The Denial of Leahy `s Benefit Claim

41. Based on a de novo review of the full record, it is this court's conclusion that the decision to deny Mrs. Leahy's benefits claim was erroneous. Mrs. Leahy requested VGA insurance coverage of $215,-620 in October of 1986, and was entitled to coverage in that amount. She is entitled to that coverage despite the fact that she did not pay the appropriate premium amount before the accident. The error in premium deduction was not the fault of Mrs. Leahy. It should not prejudice her rights to the requested benefits. This comports with the terms of the insurance policy, which states that a clerical error would `not reduce the benefits due to the employee beneficiary.
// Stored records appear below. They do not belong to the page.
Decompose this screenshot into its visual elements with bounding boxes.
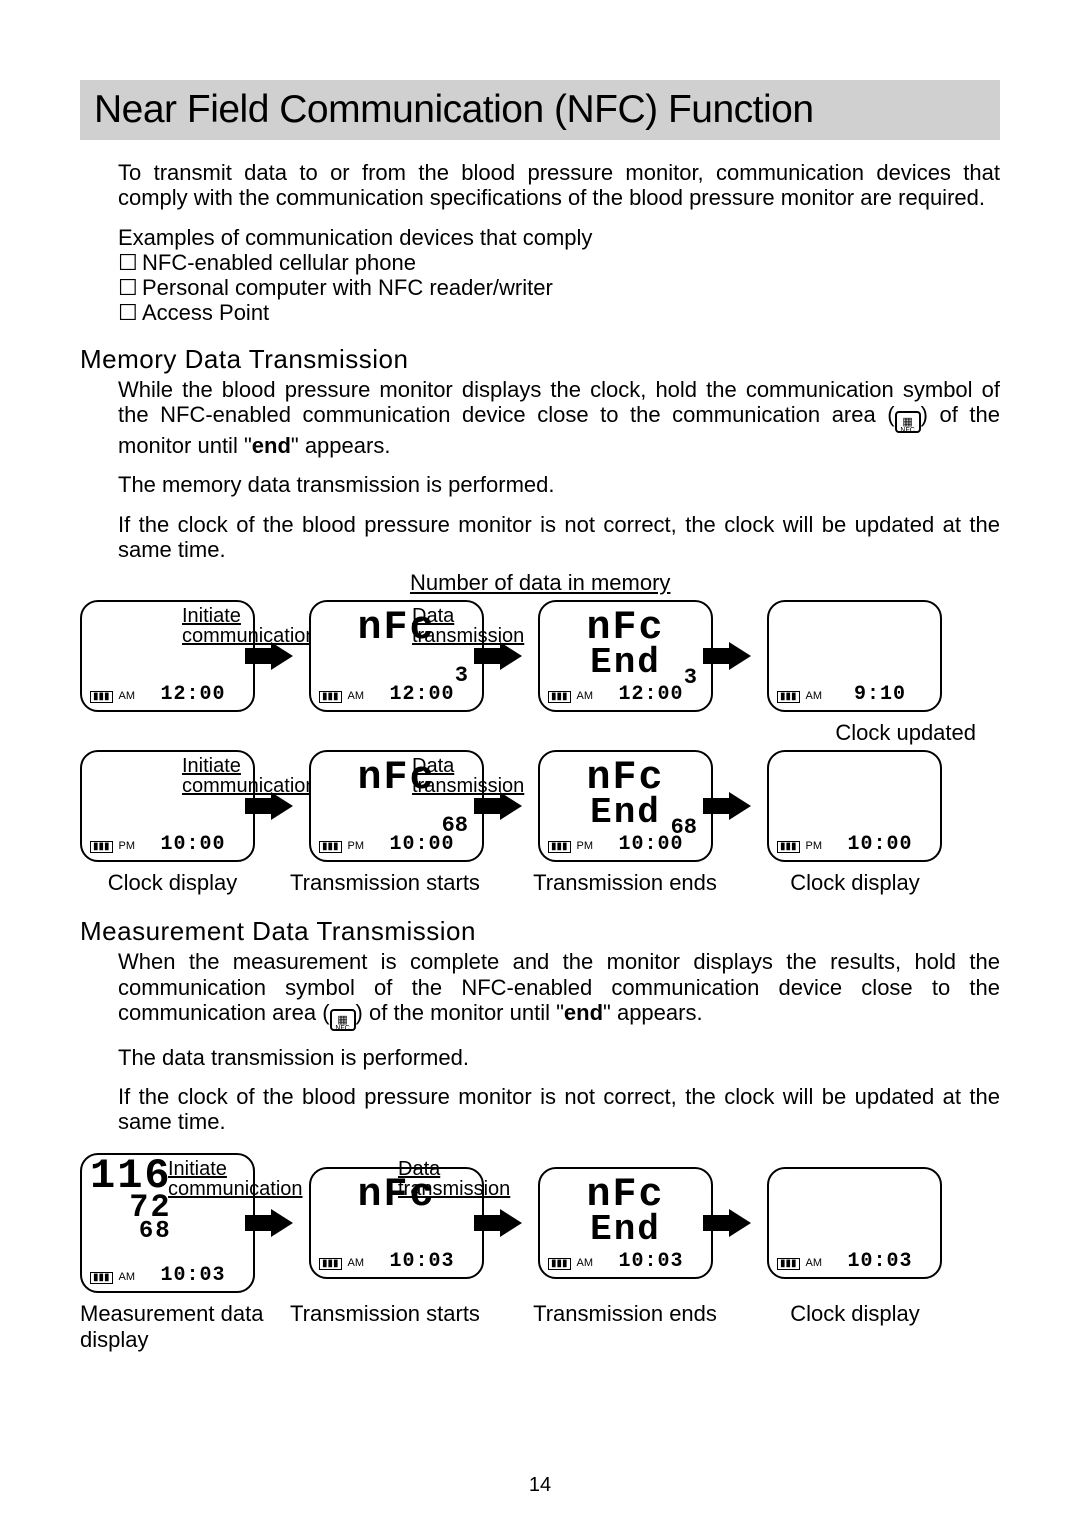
arrow-icon (729, 792, 751, 820)
title-banner: Near Field Communication (NFC) Function (80, 80, 1000, 140)
label-initiate: Initiatecommunication (182, 756, 317, 796)
battery-icon: ▮▮▮ (319, 691, 342, 703)
diagram-row-2: ▮▮▮PM10:00 Initiatecommunication nFc 68 … (80, 750, 1000, 862)
examples-block: Examples of communication devices that c… (118, 225, 1000, 326)
lcd-box: nFc End 68 ▮▮▮PM10:00 (538, 750, 713, 862)
arrow-icon (500, 642, 522, 670)
intro-paragraph: To transmit data to or from the blood pr… (118, 160, 1000, 211)
examples-heading: Examples of communication devices that c… (118, 225, 1000, 250)
list-item: ☐NFC-enabled cellular phone (118, 250, 1000, 275)
diagram-captions-2: Measurement datadisplay Transmission sta… (80, 1301, 1000, 1353)
label-initiate: Initiatecommunication (182, 606, 317, 646)
diagram-row-1: ▮▮▮AM12:00 Initiatecommunication nFc 3 ▮… (80, 600, 1000, 712)
list-item: ☐Personal computer with NFC reader/write… (118, 275, 1000, 300)
battery-icon: ▮▮▮ (777, 691, 800, 703)
section2-para1: When the measurement is complete and the… (118, 949, 1000, 1031)
arrow-icon (500, 1209, 522, 1237)
nfc-icon: ▦ (895, 411, 921, 433)
label-initiate: Initiatecommunication (168, 1159, 303, 1199)
arrow-icon (729, 1209, 751, 1237)
battery-icon: ▮▮▮ (90, 841, 113, 853)
lcd-box: nFc End 3 ▮▮▮AM12:00 (538, 600, 713, 712)
caption-number-of-data: Number of data in memory (410, 570, 1000, 596)
section1-para3: If the clock of the blood pressure monit… (118, 512, 1000, 563)
lcd-box: nFc End ▮▮▮AM10:03 (538, 1167, 713, 1279)
battery-icon: ▮▮▮ (90, 1272, 113, 1284)
section2-para2: The data transmission is performed. (118, 1045, 1000, 1070)
lcd-box: ▮▮▮AM10:03 (767, 1167, 942, 1279)
battery-icon: ▮▮▮ (548, 691, 571, 703)
arrow-icon (271, 792, 293, 820)
arrow-icon (271, 642, 293, 670)
battery-icon: ▮▮▮ (319, 1258, 342, 1270)
battery-icon: ▮▮▮ (777, 841, 800, 853)
arrow-icon (271, 1209, 293, 1237)
diagram-row-3: 116 72 68 ▮▮▮AM10:03 Initiatecommunicati… (80, 1153, 1000, 1293)
diagram-captions-1: Clock display Transmission starts Transm… (80, 870, 1000, 896)
label-transmit: Datatransmission (412, 606, 524, 646)
arrow-icon (729, 642, 751, 670)
battery-icon: ▮▮▮ (90, 691, 113, 703)
section1-para2: The memory data transmission is performe… (118, 472, 1000, 497)
list-item: ☐Access Point (118, 300, 1000, 325)
section-heading-measurement: Measurement Data Transmission (80, 916, 1000, 947)
battery-icon: ▮▮▮ (777, 1258, 800, 1270)
nfc-icon: ▦ (330, 1009, 356, 1031)
section-heading-memory: Memory Data Transmission (80, 344, 1000, 375)
page-number: 14 (0, 1474, 1080, 1497)
arrow-icon (500, 792, 522, 820)
battery-icon: ▮▮▮ (548, 841, 571, 853)
section2-para3: If the clock of the blood pressure monit… (118, 1084, 1000, 1135)
label-transmit: Datatransmission (412, 756, 524, 796)
section1-para1: While the blood pressure monitor display… (118, 377, 1000, 459)
caption-clock-updated: Clock updated (80, 720, 976, 746)
lcd-box: ▮▮▮AM9:10 (767, 600, 942, 712)
lcd-box: ▮▮▮PM10:00 (767, 750, 942, 862)
battery-icon: ▮▮▮ (548, 1258, 571, 1270)
label-transmit: Datatransmission (398, 1159, 510, 1199)
battery-icon: ▮▮▮ (319, 841, 342, 853)
page-title: Near Field Communication (NFC) Function (94, 88, 986, 132)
42. Although this finding has been made under a de novo standard of review, the outcome would not change if the court were to apply a more deferential standard. Defendants' determination that Mrs. Leahy was not entitled to the claimed benefits was an abuse of discretion and was arbitrary and capricious. Defendants received a copy of Mrs. Leahy's original application form. This form clearly showed a request for coverage in the higher amount as of October, 1986. The form was accompanied by Mrs. Leahy's explanation that an apparent clerical error had occurred. Under these circumstances, it was arbitrary and capricious to deny Mrs. Leahy's claims without giving consideration to her position. This conclusion is given additional support when the decision-maker's conflict of interest is considered as a factor in determining whether defendants abused their discretion.

48. Similarly, this court's finding would not be different if it limited the scope of review to that evidence which was before defendants when the original denial was made. The evidence presented at trial was not substantially different from that available to defendants. Mrs. Leahy's primary argument (that she had requested the higher coverage amount in October of 1986, and that the discrepancy in the premium deduction amount was apparently due to a clerical error) had been presented to defendants. The trial merely reiterated Leahy’s position in greater detail.

44. Thus, a de novo review of the record available to defendants at the time of decision would result in the same conclusion reached by the court today — that Mrs. Leahy is entitled to benefits based on coverage of $215,620.

45. Accordingly, this court finds that under the terms of the plan, Mrs. Leahy is entitled to 50% of the coverage amount ($107,810) as a result of her husband’s accidental death. Because Mrs. Leahy has only received $10,780 in benefits, she is entitled to an additional $97,030. This amount should be reduced by $283.36, the amount of additional premiums which Mrs. Leahy would have paid but for the clerical error. Accordingly, it is the ruling of this court that Mrs. Leahy is entitled to ERISA benefits of $96,746.64 plus interest.

IT IS SO ORDERED. 
      
      . Defendants argue that McGee v. Equicor-Equitable HCA Corp., 953 F.2d 1192 (10th Cir.1992) indicates by inference that Bruch is limited to plan interpretation. However, the court finds this case to be inapposite. The review given to a physician's exercise of medical judgment does not necessarily correspond to the review given to the factual findings of a plan administrator who has been given no discretion under the plan.